Baghdad is currently the scene of a cycle of revenge attacks between Sunni and Shia groups, with the use of car bombs increasing.
The UN estimates that more than 100 Iraqis are being killed across the country every day, many from sectarian-related attacks.
In other violence, an Iraqi cameraman working with Associated Press Television Network (APTN) was shot dead in the northern city of Mosul Tuesday.
"The AP has received word that an APTN cameraman in Mosul, Aswan Ahmed Lutfallah was killed today by gunfire in the city," Robert Reid, an AP correspondent in Baghdad, said in a statement.
"Aswan leaves a wife and two children and worked for APTN in Mosul since 2005, we are stunned and saddened by this news."
At least 127 journalists and media workers have been killed across Iraq since March 2003 according to the Committee to Protect Journalists.
Elsewhere five people were killed while police found 13 bodies in Baquba, northeast of Baghdad.
Also on Tuesday, a bomb exploded at the golden-domed mosque in Samarra, the site of a February bomb attack that sparked nationwide civil strife. It caused minimal damage, the US military said.
Peter Chiarelli, America's outgoing number two commander in Iraq, said on Tuesday that curbing unemployment and improving services would help to reduce the violence in the country and that military muscle cannot win the war alone.
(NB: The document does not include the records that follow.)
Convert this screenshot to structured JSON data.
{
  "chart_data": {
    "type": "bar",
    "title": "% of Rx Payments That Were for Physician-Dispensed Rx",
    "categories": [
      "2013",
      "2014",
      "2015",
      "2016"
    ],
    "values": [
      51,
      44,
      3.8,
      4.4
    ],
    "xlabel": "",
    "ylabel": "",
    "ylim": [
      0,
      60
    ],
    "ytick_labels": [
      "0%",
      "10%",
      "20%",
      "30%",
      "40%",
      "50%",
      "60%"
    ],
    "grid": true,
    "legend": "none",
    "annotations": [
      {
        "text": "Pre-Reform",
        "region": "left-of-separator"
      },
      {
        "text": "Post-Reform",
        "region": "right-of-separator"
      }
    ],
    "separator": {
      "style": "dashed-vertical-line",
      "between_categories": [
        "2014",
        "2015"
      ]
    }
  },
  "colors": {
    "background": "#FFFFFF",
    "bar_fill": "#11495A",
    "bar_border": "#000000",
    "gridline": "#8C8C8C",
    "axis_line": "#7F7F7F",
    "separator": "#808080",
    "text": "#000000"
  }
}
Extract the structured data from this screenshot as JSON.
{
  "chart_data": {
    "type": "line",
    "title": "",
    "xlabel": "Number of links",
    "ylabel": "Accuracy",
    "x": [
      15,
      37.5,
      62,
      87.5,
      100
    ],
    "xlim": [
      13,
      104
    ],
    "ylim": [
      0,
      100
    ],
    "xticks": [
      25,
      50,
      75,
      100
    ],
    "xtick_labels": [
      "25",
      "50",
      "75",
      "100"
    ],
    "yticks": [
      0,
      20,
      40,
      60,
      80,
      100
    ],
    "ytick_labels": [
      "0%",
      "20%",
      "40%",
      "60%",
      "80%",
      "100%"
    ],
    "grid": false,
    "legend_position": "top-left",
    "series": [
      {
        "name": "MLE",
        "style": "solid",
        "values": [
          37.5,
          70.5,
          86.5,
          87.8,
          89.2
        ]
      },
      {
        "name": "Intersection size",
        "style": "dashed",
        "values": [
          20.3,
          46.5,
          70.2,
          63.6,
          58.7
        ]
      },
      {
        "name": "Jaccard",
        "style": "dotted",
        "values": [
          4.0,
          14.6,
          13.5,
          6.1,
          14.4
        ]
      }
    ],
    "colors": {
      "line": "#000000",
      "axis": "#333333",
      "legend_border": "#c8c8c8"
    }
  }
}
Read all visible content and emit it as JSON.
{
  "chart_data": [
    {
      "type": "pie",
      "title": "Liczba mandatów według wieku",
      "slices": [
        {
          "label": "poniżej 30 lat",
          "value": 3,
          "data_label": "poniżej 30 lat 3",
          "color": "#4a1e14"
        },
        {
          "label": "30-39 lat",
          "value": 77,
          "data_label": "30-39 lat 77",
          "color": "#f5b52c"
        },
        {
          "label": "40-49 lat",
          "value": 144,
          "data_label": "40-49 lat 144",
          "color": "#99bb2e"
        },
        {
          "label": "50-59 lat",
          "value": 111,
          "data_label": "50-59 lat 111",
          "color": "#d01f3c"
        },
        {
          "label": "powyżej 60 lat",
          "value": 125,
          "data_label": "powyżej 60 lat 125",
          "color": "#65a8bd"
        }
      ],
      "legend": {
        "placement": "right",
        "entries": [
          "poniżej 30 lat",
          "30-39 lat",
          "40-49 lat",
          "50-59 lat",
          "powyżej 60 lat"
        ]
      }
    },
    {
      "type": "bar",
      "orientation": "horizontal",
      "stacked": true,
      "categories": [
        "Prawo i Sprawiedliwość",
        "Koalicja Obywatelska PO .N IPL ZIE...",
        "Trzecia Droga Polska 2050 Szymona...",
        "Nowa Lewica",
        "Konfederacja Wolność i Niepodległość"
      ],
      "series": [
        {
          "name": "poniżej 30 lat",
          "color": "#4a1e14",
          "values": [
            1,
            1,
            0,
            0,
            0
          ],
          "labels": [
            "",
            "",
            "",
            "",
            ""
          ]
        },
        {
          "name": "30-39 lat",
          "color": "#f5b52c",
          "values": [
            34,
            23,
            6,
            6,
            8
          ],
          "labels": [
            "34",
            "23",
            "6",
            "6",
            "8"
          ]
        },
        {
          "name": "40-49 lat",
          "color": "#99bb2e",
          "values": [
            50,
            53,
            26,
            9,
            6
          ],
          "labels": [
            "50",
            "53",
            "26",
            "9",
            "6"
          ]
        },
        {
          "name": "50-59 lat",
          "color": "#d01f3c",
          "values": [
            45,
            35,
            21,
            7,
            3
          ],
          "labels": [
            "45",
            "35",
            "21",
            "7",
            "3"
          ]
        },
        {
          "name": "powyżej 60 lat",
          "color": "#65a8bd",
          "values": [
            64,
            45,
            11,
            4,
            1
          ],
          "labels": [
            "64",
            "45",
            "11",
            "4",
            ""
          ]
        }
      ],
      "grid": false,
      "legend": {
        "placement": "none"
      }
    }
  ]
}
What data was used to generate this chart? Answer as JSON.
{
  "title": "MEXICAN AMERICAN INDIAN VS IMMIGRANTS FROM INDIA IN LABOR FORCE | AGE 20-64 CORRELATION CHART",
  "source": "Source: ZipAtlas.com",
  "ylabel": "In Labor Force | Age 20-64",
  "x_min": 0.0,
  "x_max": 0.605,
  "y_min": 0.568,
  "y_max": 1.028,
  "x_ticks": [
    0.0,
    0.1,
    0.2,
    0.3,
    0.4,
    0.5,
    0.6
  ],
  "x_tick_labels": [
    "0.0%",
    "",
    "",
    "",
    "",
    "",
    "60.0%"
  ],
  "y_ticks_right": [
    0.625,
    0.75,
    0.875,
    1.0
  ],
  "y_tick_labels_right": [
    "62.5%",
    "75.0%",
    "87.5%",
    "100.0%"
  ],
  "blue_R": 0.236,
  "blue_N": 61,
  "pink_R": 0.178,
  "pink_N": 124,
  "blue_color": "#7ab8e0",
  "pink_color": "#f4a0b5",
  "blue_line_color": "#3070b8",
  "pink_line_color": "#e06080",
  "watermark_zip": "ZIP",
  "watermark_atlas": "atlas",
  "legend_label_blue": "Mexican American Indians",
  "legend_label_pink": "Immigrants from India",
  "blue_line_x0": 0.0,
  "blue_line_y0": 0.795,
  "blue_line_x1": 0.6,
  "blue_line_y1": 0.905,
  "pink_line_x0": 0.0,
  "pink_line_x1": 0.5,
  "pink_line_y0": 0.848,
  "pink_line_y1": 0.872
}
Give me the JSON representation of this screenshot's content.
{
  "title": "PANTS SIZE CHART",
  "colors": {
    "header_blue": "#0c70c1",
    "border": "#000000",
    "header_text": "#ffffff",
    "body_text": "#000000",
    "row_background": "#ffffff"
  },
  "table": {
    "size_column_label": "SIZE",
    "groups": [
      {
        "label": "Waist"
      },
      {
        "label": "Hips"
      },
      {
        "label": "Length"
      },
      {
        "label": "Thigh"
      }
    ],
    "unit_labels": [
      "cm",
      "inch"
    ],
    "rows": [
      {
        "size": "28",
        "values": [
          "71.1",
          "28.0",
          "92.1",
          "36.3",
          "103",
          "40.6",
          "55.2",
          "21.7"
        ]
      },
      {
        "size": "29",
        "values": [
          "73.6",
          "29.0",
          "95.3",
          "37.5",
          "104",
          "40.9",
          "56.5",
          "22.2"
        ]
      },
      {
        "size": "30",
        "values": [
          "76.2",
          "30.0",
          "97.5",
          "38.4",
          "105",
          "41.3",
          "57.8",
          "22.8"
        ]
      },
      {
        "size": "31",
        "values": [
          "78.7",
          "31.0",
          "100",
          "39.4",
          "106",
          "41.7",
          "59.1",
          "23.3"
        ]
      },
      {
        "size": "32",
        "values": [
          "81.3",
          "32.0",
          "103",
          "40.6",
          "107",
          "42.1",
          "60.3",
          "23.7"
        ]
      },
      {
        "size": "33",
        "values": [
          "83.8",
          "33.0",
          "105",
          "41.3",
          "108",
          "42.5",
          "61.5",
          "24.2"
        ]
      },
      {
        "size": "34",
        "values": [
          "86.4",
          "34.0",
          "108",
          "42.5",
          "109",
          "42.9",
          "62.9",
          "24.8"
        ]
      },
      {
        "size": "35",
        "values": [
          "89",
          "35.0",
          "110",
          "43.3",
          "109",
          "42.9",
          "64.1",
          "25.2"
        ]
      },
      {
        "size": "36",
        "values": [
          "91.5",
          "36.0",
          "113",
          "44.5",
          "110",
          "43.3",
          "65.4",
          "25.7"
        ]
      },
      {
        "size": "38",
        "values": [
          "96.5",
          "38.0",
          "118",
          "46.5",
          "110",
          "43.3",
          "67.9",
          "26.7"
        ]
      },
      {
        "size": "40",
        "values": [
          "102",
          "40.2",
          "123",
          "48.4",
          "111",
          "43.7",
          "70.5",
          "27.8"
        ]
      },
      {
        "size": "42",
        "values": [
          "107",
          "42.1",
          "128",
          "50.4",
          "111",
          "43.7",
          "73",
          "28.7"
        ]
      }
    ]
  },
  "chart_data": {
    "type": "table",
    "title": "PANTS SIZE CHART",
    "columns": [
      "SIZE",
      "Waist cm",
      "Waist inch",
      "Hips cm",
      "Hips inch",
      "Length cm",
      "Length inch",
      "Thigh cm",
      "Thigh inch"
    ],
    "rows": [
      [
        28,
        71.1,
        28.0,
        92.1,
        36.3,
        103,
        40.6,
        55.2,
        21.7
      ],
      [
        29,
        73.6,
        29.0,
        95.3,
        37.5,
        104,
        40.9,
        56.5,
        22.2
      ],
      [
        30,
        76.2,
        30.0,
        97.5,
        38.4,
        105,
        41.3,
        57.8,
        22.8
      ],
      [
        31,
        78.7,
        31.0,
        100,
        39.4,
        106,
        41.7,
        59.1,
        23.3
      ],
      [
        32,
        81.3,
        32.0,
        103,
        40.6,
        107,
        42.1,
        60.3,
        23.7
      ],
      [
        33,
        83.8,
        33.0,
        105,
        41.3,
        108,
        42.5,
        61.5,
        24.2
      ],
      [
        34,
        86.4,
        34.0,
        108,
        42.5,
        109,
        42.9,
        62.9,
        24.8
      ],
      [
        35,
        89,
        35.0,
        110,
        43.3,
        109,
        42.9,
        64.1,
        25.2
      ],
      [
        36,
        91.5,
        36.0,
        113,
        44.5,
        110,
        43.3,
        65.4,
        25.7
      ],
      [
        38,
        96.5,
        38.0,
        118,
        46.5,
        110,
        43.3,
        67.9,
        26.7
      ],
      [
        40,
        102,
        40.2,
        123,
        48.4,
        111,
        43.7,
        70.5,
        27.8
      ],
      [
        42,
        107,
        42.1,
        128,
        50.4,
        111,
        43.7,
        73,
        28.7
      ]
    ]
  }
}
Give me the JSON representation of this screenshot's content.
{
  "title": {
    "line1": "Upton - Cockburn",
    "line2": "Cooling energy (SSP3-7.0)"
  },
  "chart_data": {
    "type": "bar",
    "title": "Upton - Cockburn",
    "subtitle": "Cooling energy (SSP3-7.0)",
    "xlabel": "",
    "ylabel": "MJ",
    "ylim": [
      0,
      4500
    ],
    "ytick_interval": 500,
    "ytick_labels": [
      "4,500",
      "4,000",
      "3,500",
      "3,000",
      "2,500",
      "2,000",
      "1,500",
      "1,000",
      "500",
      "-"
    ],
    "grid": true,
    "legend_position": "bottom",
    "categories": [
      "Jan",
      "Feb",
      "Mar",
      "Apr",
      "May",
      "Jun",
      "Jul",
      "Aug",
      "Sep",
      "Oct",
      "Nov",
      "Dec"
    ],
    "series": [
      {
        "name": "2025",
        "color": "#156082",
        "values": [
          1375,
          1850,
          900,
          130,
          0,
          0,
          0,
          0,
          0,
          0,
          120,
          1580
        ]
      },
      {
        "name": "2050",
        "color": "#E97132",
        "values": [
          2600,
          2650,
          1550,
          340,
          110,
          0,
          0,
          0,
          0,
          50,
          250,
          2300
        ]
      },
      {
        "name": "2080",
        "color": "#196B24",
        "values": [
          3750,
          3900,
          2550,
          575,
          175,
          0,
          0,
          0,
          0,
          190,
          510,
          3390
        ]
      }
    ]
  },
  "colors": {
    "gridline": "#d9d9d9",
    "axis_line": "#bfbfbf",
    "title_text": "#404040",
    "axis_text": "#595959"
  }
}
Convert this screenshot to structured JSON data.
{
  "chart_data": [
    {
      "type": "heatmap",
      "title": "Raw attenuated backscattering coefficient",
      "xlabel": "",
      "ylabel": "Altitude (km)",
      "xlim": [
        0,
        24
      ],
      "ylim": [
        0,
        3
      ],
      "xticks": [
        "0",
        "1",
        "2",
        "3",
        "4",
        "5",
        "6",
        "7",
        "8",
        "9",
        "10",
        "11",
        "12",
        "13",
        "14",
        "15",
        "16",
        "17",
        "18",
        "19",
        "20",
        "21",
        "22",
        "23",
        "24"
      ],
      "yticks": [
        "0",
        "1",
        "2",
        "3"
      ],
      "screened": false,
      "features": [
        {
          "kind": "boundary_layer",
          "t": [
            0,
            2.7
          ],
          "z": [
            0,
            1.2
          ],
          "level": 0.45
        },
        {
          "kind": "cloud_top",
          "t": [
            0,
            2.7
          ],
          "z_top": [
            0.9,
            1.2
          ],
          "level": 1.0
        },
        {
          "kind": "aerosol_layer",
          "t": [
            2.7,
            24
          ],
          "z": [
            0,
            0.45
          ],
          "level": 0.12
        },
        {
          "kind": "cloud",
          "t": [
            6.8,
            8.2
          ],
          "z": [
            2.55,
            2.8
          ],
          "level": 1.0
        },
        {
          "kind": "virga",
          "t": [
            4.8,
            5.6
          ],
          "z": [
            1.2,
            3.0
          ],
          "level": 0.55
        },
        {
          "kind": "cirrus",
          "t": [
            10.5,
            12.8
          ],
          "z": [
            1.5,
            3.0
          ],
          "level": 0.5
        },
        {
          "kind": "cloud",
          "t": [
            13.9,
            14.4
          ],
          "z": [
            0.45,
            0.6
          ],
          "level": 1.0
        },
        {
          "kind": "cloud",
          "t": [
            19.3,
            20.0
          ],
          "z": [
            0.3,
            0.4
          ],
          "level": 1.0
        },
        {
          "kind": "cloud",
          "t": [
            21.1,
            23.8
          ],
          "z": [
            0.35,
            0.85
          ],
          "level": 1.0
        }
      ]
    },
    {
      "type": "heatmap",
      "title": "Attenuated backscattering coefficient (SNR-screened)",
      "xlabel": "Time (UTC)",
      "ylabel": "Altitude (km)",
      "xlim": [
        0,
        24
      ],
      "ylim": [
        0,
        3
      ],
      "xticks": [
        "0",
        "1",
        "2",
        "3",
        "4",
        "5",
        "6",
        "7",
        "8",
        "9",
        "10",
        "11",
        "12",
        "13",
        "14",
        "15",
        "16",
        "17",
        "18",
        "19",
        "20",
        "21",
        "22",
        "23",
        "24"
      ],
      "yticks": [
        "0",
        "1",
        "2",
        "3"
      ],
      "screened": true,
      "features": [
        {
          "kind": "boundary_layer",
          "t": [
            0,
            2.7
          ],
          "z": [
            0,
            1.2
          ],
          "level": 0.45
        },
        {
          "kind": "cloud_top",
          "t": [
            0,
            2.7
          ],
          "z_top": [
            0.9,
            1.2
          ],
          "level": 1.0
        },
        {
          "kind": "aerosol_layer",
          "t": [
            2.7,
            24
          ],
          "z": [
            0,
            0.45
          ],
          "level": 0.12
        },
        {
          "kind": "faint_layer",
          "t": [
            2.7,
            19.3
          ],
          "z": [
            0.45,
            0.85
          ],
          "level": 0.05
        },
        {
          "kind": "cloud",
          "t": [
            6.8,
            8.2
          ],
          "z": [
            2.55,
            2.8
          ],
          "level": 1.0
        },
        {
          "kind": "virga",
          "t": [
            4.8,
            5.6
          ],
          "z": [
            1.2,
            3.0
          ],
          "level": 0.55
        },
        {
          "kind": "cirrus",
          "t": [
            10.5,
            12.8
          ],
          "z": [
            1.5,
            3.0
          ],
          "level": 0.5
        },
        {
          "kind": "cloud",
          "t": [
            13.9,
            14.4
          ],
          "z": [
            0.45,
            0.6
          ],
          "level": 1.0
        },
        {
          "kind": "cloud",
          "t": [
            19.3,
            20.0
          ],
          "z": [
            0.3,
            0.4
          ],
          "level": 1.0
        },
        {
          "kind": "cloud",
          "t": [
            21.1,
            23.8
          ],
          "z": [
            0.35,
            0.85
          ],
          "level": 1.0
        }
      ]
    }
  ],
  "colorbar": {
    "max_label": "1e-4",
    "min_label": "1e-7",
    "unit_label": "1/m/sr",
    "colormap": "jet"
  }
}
He said: "We don't have to drive unemployment down to 4 per cent like in the United States, that's not what I am talking about. We don't have to have 24 hours of electricity in Baghdad.
"But if we can increase the power in Baghdad back to 12 hours a day, it would be huge."
With reduced unemployment and fewer power cuts, he said: "I think we will see things here change in ways that are hard to believe right now when you see the level of violence out there."